La richiesta di “adozione” è pervenuta all’amministrazione comunale da parte dell’Impresa Greco Costruzioni di Cigoli insieme all’Ing. Cristiano Cristiani  e dopo le dovute formalità oggi, venerdì 13 giugno 2011, siamo arrivati  a concretizzare la sponsorizzazione che fa parte di un più ampio progetto di recupero storico-artistico promosso dal Comune di San Miniato.  

 “ Sono contento, ha detto il Sindaco Vittorio Gabbanini,  che i nostri cittadini abbiano a cuore i monumenti del territorio. Ho accolto subito con favore l’iniziativa che si sposa perfettamente con le intenzioni di questa amministrazione, ossia promuovere interventi da parte di privati, promuovere forme di sponsorizzazione per avere cura di alcune emergenze che necessitano di manutenzione. In un periodo di crisi in cui non possiamo permetterci tali opere di mantenimento l’aiuto dei cittadini è fondamentale. Pensate che i primi documenti reperiti, che riferiscono di attività strutturali su manufatti costruiti per consolidare la rupe, risalgono addirittura al 1584, gli ultimi interventi eseguiti risalgono invece alla fine degli anni 70. I tecnici del Comune hanno prodotto un voluminoso progetto relativo al recupero, al restauro e al risanamento conservativo della scalinata e del muro. E oggi possiamo pubblicamente dire grazie al Sig. Sergio Greco e all’Ing. Cristiani che hanno messo a disposizione le loro professionalità a servizio di tutta la città, nella speranza che altri cittadini si facciano avanti per mantenere nel tempo i nostri imponenti monumenti dall’altissimo valore storico come la Chiesa di Cigoli”.

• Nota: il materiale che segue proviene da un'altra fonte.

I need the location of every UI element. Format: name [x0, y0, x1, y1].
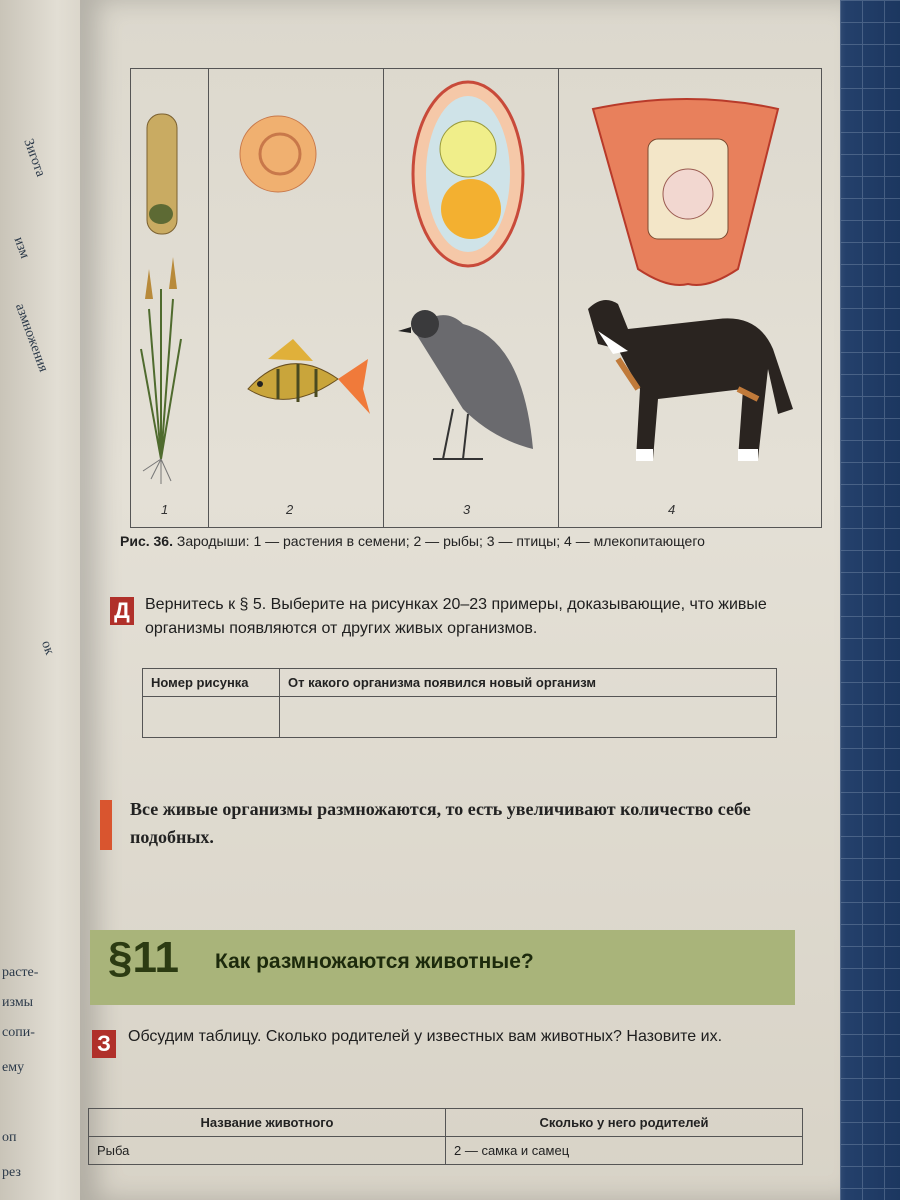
left-fragment: измы	[2, 995, 34, 1010]
table-header: От какого организма появился новый организм	[280, 669, 777, 697]
table-header: Номер рисунка	[143, 669, 280, 697]
table-cell[interactable]	[280, 697, 777, 738]
panel-number: 1	[161, 502, 169, 517]
section-number: §11	[108, 933, 179, 982]
figure-panel-fish	[208, 69, 384, 527]
table-header: Название животного	[89, 1109, 446, 1137]
task-badge-d: Д	[110, 597, 134, 625]
table-cell[interactable]	[143, 697, 280, 738]
left-fragment: ему	[2, 1060, 25, 1075]
task-d-table	[142, 668, 777, 738]
fish-embryo-illustration	[208, 69, 383, 527]
task-z-text: Обсудим таблицу. Сколько родителей у известных вам животных? Назовите их.	[128, 1028, 723, 1045]
section-title: Как размножаются животные?	[215, 950, 534, 973]
table-row	[143, 697, 777, 738]
left-fragment: сопи-	[2, 1025, 35, 1040]
task-z-table	[88, 1108, 803, 1165]
grid-paper	[840, 0, 900, 1200]
plant-seed-illustration	[131, 69, 208, 527]
table-row	[89, 1137, 803, 1165]
left-fragment: рез	[2, 1165, 21, 1180]
caption-number: Рис. 36.	[120, 533, 173, 549]
panel-number: 4	[668, 502, 676, 517]
left-fragment: изм	[10, 235, 33, 261]
table-cell: 2 — самка и самец	[446, 1137, 803, 1165]
bird-egg-illustration	[383, 69, 558, 527]
figure-caption	[120, 533, 820, 549]
panel-number: 2	[286, 502, 294, 517]
figure-panel-mammal	[558, 69, 821, 527]
left-fragment: оп	[2, 1130, 17, 1145]
rule-text: Все живые организмы размножаются, то есть увеличивают количество себе подобных.	[130, 799, 751, 847]
left-fragment: азмножения	[12, 301, 51, 375]
textbook-page	[80, 0, 840, 1200]
table-cell: Рыба	[89, 1137, 446, 1165]
embryo-figure	[130, 68, 822, 528]
caption-text: Зародыши: 1 — растения в семени; 2 — рыбы; 3 — птицы; 4 — млекопитающего	[176, 533, 705, 549]
rule-marker	[100, 800, 112, 850]
figure-panel-bird	[383, 69, 559, 527]
left-fragment: Зигота	[20, 136, 48, 179]
mammal-embryo-illustration	[558, 69, 821, 527]
panel-number: 3	[463, 502, 471, 517]
left-fragment: ок	[37, 638, 57, 657]
task-badge-z: З	[92, 1030, 116, 1058]
figure-panel-plant	[131, 69, 209, 527]
task-d-text: Вернитесь к § 5. Выберите на рисунках 20–23 примеры, доказывающие, что живые организмы появляются от других живых организмов.	[145, 596, 767, 637]
left-fragment: расте-	[2, 965, 39, 980]
table-header: Сколько у него родителей	[446, 1109, 803, 1137]
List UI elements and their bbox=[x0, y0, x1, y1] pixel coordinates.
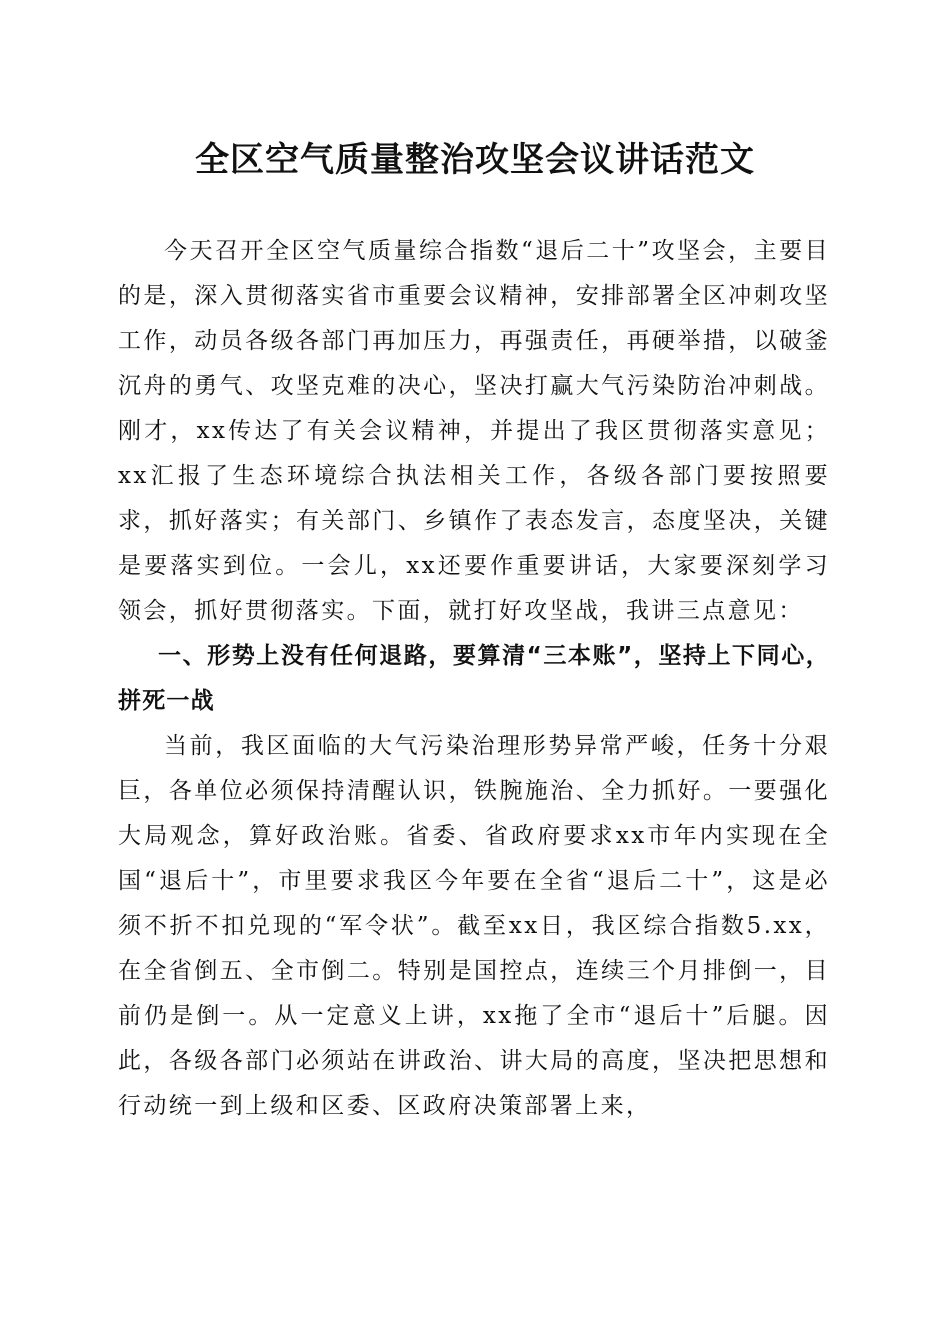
intro-paragraph: 今天召开全区空气质量综合指数“退后二十”攻坚会，主要目的是，深入贯彻落实省市重要会议精神，安排部署全区冲刺攻坚工作，动员各级各部门再加压力，再强责任，再硬举措，以破釜沉舟的勇气、攻坚克难的决心，坚决打赢大气污染防治冲刺战。刚才，xx传达了有关会议精神，并提出了我区贯彻落实意见；xx汇报了生态环境综合执法相关工作，各级各部门要按照要求，抓好落实；有关部门、乡镇作了表态发言，态度坚决，关键是要落实到位。一会儿，xx还要作重要讲话，大家要深刻学习领会，抓好贯彻落实。下面，就打好攻坚战，我讲三点意见： bbox=[118, 238, 830, 624]
section-1-paragraph: 当前，我区面临的大气污染治理形势异常严峻，任务十分艰巨，各单位必须保持清醒认识，铁腕施治、全力抓好。一要强化大局观念，算好政治账。省委、省政府要求xx市年内实现在全国“退后十”，市里要求我区今年要在全省“退后二十”，这是必须不折不扣兑现的“军令状”。截至xx日，我区综合指数5.xx，在全省倒五、全市倒二。特别是国控点，连续三个月排倒一，目前仍是倒一。从一定意义上讲，xx拖了全市“退后十”后腿。因此，各级各部门必须站在讲政治、讲大局的高度，坚决把思想和行动统一到上级和区委、区政府决策部署上来， bbox=[118, 733, 830, 1119]
document-body bbox=[118, 229, 830, 1129]
section-1-heading: 一、形势上没有任何退路，要算清“三本账”，坚持上下同心，拼死一战 bbox=[118, 643, 830, 714]
document-title: 全区空气质量整治攻坚会议讲话范文 bbox=[195, 140, 755, 180]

L’Ufficio Tecnico vista la condizione e le necessità manutentive, anche ordinarie, ha predisposto gli elaborati tecnici ed amministrativi affinché l’impresa possa provvedere a garantire la pulizia e la sistemazione di questa importante emergenza architettonica.

“La struttura nel tempo, ha proseguito il Sindaco, è stata oggetto di numerosi studi ed interventi finalizzati sia all’analisi delle problematiche strutturali dell’apparato edile sia alla natura e caratteristiche geomorfologiche del terreno su cui tali apparati si fondano anche in collaborazione con l’Università di Firenze. Era quindi necessario, prima di formalizzare l’adozione, produrre un progetto a fini manutentivi”.